P&P you ol' capitalist you. :wink:

P&P

Posted: Tue Nov 25, 2008 12:02 pm
by Ska
P&P----the laws put into place allowed groups a way to threaten lawsuits if those who were not qualified were not given access to loans.

How were bank practices of not loaning to those who did not qualify racist? Banks were palced into a position where leftist politicians threatened them if they did not obey----leading to the present situation.

Barney Frank and other democrats are very much responsible for the bank melt-down in America.

Re: P&P

Posted: Tue Nov 25, 2008 12:25 pm
by PapersAndPaychecks
Ska wrote:P&P----the laws put into place allowed groups a way to threaten lawsuits if those who were not qualified were not given access to loans.
Want to link this legislation for me?

Because I strongly doubt this law obliged banks to make loans to people who couldn't afford to pay them back. And if it did, then my memory of what it said is inaccurate.

P&P

Posted: Tue Nov 25, 2008 1:10 pm
by Ska
P&P---usualy not have time to dig up links.
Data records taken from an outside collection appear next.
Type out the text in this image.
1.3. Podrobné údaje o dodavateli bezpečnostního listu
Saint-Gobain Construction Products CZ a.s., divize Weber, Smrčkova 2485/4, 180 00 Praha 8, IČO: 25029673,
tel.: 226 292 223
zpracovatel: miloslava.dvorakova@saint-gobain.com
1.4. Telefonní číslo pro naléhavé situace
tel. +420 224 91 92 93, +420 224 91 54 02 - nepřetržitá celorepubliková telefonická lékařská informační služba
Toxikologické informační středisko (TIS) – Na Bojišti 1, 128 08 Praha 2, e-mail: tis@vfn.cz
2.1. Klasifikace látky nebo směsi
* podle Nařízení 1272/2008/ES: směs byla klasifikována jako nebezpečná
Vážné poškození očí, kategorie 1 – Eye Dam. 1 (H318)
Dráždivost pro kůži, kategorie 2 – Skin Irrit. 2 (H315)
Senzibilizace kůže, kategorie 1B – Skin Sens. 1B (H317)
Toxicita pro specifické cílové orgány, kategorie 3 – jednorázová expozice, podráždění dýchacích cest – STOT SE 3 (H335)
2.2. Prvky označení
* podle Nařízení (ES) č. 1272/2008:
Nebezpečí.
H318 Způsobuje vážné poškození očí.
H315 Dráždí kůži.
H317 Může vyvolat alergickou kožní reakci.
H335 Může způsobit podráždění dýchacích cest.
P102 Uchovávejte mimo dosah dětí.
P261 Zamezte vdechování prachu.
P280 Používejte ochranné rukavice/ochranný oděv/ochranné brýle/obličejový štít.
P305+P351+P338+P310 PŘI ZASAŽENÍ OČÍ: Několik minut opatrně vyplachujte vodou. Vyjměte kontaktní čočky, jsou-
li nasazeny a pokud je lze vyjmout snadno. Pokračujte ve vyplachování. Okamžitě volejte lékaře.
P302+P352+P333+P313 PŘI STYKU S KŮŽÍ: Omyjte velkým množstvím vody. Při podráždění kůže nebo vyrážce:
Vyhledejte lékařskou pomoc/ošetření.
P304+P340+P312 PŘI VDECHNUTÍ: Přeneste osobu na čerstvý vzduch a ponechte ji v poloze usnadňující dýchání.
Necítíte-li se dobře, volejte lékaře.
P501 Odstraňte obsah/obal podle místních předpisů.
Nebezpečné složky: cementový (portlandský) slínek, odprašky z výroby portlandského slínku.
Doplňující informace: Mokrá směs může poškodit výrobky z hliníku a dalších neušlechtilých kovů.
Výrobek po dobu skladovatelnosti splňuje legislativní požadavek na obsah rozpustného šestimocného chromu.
If can this long weekend will.

Groups lik ACORN, etc. used this legislation to threaten the banks.

Check out links today on Drudge Report concerning England's possible 61% tax rate, and possible bankruptcy. May be of interest to you.

Re: P&P

Posted: Tue Nov 25, 2008 3:19 pm
by PapersAndPaychecks
Ska wrote:Check out links today on Drudge Report concerning England's possible 61% tax rate, and possible bankruptcy. May be of interest to you.
Oh, the Daily Telegraph stuff?

Think of the Daily Telegraph as Britain's answer to Fox News--a popular news source for the extreme right, with a reputation for occasional lapses of journalistic integrity.

The reliable, accurate and reasonably truthful news sources for the UK are the BBC and the Times. If neither of those is running a story, then it's creative fiction, not news.

Posted: Wed Nov 26, 2008 8:03 am
by AxeMental
P&P: "Think of the Daily Telegraph as Britain's answer to Fox News".

And most of us see BBC and our own three networks as mouthpieces for the hard left. There's actually alot of hard evidence floating around for this (espl. if you look at the coverage of our last election).

So do you guys have "talk radio" or a Rush equiv.? If not I wonder why?

Posted: Wed Nov 26, 2008 8:44 am
by Werral
AxeMental wrote:
And most of us see BBC and our own three networks as mouthpieces for the hard left. There's actually alot of hard evidence floating around for this (espl. if you look at the coverage of our last election).
that's because you probably have never actually read something by the hard-left: http://socialistworker.org/

"Hard left" is not the same as "to the left of you". Alos dividing everything into left and right is simply innaccurate - some issues like gun-ownership have no real parallel in Britain

For example this piece on guns - would you say it's hard-left?
http://news.bbc.co.uk/today/hi/today/ne ... 749599.stm
And it's dealing with an issue that right or left, is pretty alien to most Europeans.

The Daily Telegraph posted an article about an anti-war MP that said he was receiving bribes form Saddam Hussein. He sued and they had to cough up a lot of money: http://news.scotsman.com/georgegalloway ... 2585109.jp
Irrespective of where you stand on the ideological spectrum, a newspaper that just plain lies is hardly one you'd want to rely on for your news.

Posted: Wed Nov 26, 2008 9:11 am
by TRP
AxeMental wrote: And most of us see BBC and our own three networks as mouthpieces for the hard left.
No, they're mouthpieces for the advertisers. Also, if "most of us" thought what you suggest, then they'd have to change their tune to something else just to keep their advertising dollars, because by my reckoning, most Americans are moderate.